I mean, there's a conceptual meaning to the idea of viability, which is that until that point, the fetus is just very much a part of the woman's body, that cannot be understood to be independent in any way. In fact, it could not survive without her. So if you get rid of viability, there isn't an obvious replacement. So I think, in effect, if they abandon viability, they will be abandoning the core right of Roe, whether they say that in this opinion or not, as Prof. Sepper pointed out.
How does all this intertwine with the court's consideration of the Texas abortion law, SB 8, which we talked about a little bit earlier? How do you see the interaction between the Texas law and the decision that the court has to make there, and tomorrow's a case?
Sepper: The Texas law involves, of course, the substantive question: Can you ban abortion prior to viability? So, if the court here in the Mississippi case says yes, then the process questions that the court is focused on in the decision it still has to issue for SB 8 won't matter so much for abortion because the state will just ban abortion prior to viability.
I still suspect that what we will see eventually from the court will be a ruling in the SB 8 case on the procedural issue in favor of the abortion providers. But it won't have to do with abortion and will have to do with the fact that the state of Texas tried to sidestep the federal courts and constitutional rights, and the Supreme Court is probably not going to go along with that.
Grossman: I agree with Prof. Sepper's general sense of what could happen. But I think one possibility is that the Supreme Court uses the SB 8 rule as a way of making whatever it does in Mississippi seem less extreme. So perhaps the court would find a way to uphold the 15-week ban but strike down the Texas law, which is really a six-week ban, in effect, as a way of sort of suggesting that there is some way other than viability to distinguish between unduly burdensome bans and acceptable bans.
I think, in effect, though, that what that will mean is many states will be able to successfully ban abortion pretty completely. I mean, if you think about [Planned Parenthood v.] Casey, even though you said earlier, while Casey didn't really overrule Roe, but Casey is what gave us Mississippi with only one abortion clinic. The reason we're even in this situation is Casey really paved the way for states to curtail abortion in very, very significant ways, and I think these two laws give them a way to keep moving that line back, such that, functionally, many states will be able to get rid of abortion.
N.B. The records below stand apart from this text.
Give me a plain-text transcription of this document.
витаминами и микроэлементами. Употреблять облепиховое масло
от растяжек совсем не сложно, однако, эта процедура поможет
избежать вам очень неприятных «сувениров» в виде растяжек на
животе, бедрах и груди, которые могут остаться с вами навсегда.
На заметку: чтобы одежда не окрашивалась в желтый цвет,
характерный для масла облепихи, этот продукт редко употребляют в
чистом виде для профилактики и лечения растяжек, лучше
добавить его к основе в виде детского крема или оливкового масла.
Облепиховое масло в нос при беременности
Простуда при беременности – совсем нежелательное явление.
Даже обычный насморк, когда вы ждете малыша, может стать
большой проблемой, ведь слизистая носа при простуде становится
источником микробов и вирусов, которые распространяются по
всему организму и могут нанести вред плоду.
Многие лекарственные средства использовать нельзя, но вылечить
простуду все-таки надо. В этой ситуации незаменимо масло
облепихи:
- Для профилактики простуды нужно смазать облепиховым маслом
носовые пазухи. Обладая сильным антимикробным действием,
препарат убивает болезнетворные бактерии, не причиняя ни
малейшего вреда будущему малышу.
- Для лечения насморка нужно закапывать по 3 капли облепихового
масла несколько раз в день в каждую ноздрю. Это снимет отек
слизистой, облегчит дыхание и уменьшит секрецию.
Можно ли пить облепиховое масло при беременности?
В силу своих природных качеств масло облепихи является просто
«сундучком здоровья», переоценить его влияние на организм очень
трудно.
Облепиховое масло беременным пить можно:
Any indication based on how Texas abortion cases were argued that could provide us insight into how things might go tomorrow?
Sepper: I think they involve fundamentally different issues. We had procedural issues, a lot of discussion of standing in the SB 8 cases and how one accesses the court. Tomorrow, we're going to hear a lot more about the substance of abortion regulation. We'll talk about Roe, we'll talk about Casey and we'll talk about the difference between what Mississippi has done in its 15-week ban and the variety of regulations that states have put into place that got us to the point that many states now have one abortion clinic, as in Mississippi.